Tips on Waste Management for Small Businesses

Tips on Waste Management for Small Businesses
July 19, 2016 Bradley Cox

Mike GreenBeing able to calculate our environmental footprint, and then take action to reduce it over time is fundamental to sustainability. Measuring electricity and water consumption is relatively easy with metering, but quantifying the amount of material waste can sometimes be difficult, especially for small businesses in remote locations.

Mike Green is a Green Globe independent auditor in Belize, Central America and along with our members there has devised some simple strategies to get a handle on waste output and then how to recycle or reuse it. Mike has found that our Belize members don’t have access to large machinery for disposal.  Additionally, local waste management companies have limited processing capacity. These challenges have inspired creative solutions and the most important tip before you start tackling your waste stream is to make sure all materials are completely separated.

Glass and Bottles:

  1. Many properties donate glass bottles to local farmers and other people for recycling for honey, wine, pepper sauce, etc. Glass is also recycled in on-site art projects or given to local artists.
  2. Glass can be crushed in a commercial glass crusher or even crushed manually (be careful with this option). Once crushed and placed in containers or bags, these containers are weighed then recorded. Volume of containers in cubic meters can also be determined instead of weighing. Once the weight/volume of a full bag/container is determined, this amount can be re-used for recording future volumes without actually weighing each container again.
  3. Bottles can also be weighed without crushing.
  4. Crushed glass is then used as fill or mix material in concrete foundations and sidewalks, etc. or in art projects.

Metal Cans :

  1. Cans can be crushed in a manual crusher to reduce volume. There are also motorized crushers that can be utilized although these machines can be expensive for small properties.
  2. The crushed cans are then placed in containers, usually barrels or empty feed sacks, and weighed. Again, volume in cubic meters can also be determine.
  3. Crushed cans are then sent to the regional recycling centers.
  4. Crushed cans can also be used as fill material in foundations and sidewalks, etc.

Paper/Cardboard:

  1. Paper and cardboard can be bagged/bundled and weighed just like other waste materials before being sent to recycling centers.
  2. One resort uses flattened cardboard boxes as ground cover between the rows of vegetables at their organic farm. This helps prevent the growth of weeds and reduces the need for herbicides, helps reduce water evaporation, and will decompose into the soil.

Plastics:

  1. Plastics seem to be the most difficult waste material to weigh. Compacting in a commercial compactor makes this job easier and reduces mass. Again it is just a process of bundling the plastics and weighing before sending to a recycling center.
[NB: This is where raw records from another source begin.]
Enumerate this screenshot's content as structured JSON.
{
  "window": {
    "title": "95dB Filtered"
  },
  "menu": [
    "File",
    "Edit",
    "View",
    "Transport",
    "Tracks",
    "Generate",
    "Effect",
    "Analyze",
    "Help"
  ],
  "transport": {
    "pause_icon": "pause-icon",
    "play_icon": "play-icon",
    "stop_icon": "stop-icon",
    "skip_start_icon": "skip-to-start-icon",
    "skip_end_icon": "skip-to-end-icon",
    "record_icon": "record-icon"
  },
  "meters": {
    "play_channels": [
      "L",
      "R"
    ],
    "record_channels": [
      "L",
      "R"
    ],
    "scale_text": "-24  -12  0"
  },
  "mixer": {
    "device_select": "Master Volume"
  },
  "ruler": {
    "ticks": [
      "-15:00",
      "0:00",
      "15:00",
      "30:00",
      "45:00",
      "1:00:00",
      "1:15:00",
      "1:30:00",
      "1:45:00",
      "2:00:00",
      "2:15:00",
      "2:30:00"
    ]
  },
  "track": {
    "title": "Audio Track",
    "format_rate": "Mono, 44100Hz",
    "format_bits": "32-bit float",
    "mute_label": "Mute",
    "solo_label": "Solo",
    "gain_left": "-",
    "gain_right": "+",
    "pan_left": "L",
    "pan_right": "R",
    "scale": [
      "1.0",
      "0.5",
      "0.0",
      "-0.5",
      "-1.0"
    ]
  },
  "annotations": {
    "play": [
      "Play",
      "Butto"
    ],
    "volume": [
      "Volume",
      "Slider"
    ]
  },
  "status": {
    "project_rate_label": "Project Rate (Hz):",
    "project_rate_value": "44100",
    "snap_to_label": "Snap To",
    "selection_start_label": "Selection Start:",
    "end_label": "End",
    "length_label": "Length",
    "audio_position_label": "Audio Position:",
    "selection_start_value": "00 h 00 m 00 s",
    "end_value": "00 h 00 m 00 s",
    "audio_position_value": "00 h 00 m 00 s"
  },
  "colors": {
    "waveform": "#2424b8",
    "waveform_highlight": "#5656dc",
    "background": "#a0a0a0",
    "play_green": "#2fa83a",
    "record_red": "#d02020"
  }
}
Another way to determine the amount of waste material being hauled off is to measure the size of the truck or trailer bed in cubic meters. The driver can then just record the number of full or partial loads and this can then be converted to total cubic meters. This method is not completely accurate but will provide a fairly close estimate.

And don’t forget organic wastes from restaurants that are given to local farmers for animal feed can also be estimated by determining the size of the container being used then recording the number of containers.